ABSTRACT

Border studies have theoretically adopted the perspective that borders are ongoing processes manifest in everyday construction, performance, circumvention, or negation of both evident and less apparent lines by a diversity of actors, and importantly, often far away from the sites of the borders. In Europe, North America, and Asia alike bordering practices are shifting away from the reliance on old-fashioned boundaries and borderlands at the edges of the state. While the study of the dis- and re-locating of borders and the multiplication of their forms, functions, and practices increasingly dominates border studies, most Asian border research continues to focus on the dynamics and interactions at physical borders, such as particular economic and cultural connections between borderland populations, their mechanisms to negotiate or circumvent the border or state presence, various tangible movements (of people and goods), or development and integration at specific border areas.
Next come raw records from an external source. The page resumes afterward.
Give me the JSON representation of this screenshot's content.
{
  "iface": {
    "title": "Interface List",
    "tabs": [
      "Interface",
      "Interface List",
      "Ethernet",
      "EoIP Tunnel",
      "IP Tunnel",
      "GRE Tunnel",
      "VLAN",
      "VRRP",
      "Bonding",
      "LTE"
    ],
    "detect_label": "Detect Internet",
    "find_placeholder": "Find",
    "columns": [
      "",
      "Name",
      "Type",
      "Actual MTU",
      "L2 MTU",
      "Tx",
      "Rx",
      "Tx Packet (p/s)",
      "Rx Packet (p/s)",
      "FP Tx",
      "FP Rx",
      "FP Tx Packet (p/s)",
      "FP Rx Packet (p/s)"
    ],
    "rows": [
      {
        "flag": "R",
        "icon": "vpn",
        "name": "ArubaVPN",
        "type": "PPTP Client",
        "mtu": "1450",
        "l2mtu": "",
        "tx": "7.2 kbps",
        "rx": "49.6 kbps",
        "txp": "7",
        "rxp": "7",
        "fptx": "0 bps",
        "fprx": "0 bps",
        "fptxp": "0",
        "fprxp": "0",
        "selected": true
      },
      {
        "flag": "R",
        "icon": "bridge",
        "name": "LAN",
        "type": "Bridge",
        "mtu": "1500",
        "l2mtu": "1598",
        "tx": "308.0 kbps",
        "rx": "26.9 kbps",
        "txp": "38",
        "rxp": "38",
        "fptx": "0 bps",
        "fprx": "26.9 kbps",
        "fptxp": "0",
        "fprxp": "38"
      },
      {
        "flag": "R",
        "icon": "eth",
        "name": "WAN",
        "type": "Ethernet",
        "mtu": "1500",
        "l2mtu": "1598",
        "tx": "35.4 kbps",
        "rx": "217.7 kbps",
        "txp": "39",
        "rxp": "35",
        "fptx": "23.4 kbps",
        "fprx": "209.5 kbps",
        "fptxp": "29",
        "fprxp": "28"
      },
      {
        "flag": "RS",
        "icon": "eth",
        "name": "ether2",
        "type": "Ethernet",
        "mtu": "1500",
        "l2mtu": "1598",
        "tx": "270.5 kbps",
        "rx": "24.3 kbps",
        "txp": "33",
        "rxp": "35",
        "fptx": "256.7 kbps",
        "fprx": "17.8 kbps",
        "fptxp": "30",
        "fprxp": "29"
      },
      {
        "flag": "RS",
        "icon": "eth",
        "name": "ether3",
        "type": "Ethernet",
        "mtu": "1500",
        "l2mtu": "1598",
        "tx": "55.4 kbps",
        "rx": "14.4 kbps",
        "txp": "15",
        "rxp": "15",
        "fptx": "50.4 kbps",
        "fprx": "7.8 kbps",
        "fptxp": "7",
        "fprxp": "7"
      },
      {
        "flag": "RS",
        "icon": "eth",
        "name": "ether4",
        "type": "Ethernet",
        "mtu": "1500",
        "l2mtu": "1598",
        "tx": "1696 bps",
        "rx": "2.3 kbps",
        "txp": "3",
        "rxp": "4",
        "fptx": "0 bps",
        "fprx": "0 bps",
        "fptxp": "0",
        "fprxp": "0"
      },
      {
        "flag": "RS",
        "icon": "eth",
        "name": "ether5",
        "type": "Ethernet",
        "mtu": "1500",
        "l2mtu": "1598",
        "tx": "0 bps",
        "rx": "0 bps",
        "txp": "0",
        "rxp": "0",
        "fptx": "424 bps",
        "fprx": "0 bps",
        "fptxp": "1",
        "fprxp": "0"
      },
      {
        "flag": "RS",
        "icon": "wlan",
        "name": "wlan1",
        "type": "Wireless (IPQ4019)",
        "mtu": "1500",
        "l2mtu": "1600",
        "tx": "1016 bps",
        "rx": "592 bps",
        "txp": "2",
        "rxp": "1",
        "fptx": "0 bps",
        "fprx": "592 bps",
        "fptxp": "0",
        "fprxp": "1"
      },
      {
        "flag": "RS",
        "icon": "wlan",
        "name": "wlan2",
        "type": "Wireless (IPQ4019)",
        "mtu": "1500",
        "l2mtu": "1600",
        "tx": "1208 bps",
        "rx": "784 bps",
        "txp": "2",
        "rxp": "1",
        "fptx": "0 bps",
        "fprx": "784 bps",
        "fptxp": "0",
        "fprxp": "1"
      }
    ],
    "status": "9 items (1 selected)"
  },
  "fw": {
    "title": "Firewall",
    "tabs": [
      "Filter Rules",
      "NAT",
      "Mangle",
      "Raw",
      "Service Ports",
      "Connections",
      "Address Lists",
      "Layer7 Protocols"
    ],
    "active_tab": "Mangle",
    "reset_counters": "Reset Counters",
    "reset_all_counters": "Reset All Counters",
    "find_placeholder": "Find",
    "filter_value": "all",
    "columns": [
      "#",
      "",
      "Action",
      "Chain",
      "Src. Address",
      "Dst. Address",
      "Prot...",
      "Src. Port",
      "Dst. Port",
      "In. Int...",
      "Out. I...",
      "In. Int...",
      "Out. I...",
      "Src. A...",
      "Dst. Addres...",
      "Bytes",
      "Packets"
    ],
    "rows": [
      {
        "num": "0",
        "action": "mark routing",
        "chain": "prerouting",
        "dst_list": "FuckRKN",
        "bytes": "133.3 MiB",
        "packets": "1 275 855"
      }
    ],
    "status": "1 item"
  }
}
It is so because the spatio-political developments related to the challenges that borders pose in Asia have been out of synchronization with those in the Global North, and so have the themes in border research. Insight from Asian borders, however, is highly important for construing the emerging border regimes as global, and particularly for reworking the general understanding of statehood and various border constellations into more inclusive concepts. A longue durée conceptual perspective vis-à-vis borders in Asia helps to see the various contemporary spatial configurations as logical, rational or pragmatic outcomes—for practical reasons but also for a dialogue with wider border studies scholarship.